A cultura hoje dominante, individualista, consumista, voltada para uma satisfação imediata e insensível à busca do bem comum, das grandes causas, do compromisso social, representa a própria contradição da mensagem cristã, centrada no amor desinteressado pelo semelhante em escala pessoal e estrutural. Simultaneamente, vivemos numa cultura pluralista, nervosa, em constante mudança, que só conhecemos e experimentamos de modo fragmentário e que priva a Igreja de uma linguagem firme e universal para seus pronunciamentos. A irrupção das culturas nativas, étnicas e nacionais, talvez incitadas pela globalização massificante, agrava ainda mais este desafio.

Entre os desafios que surgem do próprio interior da Igreja poderíamos iniciar com a assim chamada descentralização do governo eclesial, anseio claramente expresso pelos participantes do Concílio Vaticano II, que não se concretizou nos anos seguintes. Assim a Cúria Romana deteve um poder excessivo e privou as igrejas locais e seus respectivos responsáveis, os bispos, da justa autonomia que lhes compete como sucessores dos apóstolos. Aqui também se situa a reivindicação das Igrejas não européias de expressarem e viverem a fé cristã a partir de suas próprias culturas, dando lugar a um catolicismo policêntrico e plural (africano, asiático, europeu, latino-americano).

Outro desafio interno diz respeito a uma maior comunhão e participação de todos na mesma Igreja. A Igreja do passado, hierárquica, vertical, que relegava a maioria de seus membros somente à obediência e à passividade recebeu forte corretivo no Vaticano II e hoje encontra séria resistência por parte dos católicos. A participação ativa dos leigos nos pronunciamentos doutrinais ou éticos, bem como na ação missionária da Igreja, goza de sólido respaldo teológico, mas carece ainda de canais institucionais adequados para se concretizar. No fundo se trata do respeito à pessoa humana, à sua subjetividade, à sua situação existencial, o que não implica permitir relativismo e anarquia na Igreja. Alguns cardeais importantes já se manifestaram nestes últimos anos por uma reflexão séria sobre o espaço da mulher na Igreja, a sexualidade humana, a crise matrimonial, os ministérios ordenados ou não, mostrando a pertinência de tais desafios.

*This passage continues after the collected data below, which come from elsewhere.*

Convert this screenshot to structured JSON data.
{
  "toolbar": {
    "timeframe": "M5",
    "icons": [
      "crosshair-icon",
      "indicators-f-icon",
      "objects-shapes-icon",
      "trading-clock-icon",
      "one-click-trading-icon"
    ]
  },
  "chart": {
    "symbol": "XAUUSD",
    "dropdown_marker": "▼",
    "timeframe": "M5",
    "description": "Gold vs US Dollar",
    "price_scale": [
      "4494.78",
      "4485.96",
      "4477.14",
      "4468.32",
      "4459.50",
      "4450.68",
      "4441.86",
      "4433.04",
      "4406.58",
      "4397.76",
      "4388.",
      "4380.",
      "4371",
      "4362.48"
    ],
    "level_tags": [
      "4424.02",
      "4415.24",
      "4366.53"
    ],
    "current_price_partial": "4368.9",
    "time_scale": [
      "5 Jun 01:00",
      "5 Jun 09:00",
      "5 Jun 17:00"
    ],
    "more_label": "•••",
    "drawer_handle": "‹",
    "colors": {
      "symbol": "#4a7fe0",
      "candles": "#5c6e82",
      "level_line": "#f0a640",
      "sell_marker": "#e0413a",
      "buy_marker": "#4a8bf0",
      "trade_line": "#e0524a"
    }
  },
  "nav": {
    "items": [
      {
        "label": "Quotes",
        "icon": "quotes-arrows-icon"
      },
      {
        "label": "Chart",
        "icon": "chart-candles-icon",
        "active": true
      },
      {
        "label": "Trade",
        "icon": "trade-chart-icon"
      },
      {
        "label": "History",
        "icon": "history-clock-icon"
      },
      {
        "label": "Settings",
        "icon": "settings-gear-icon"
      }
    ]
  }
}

Estes são alguns desafios que esperam pelo novo Papa. Certamente há outros e surgirão novos com o tempo. Fundamental, porém, para o cristão é saber que o coração da Igreja não é o Vaticano ou o papa, e sim o Espírito Santo, que a mantém viva e atual pelos séculos apesar da fragilidade e limitação de seus membros que somos todos nós.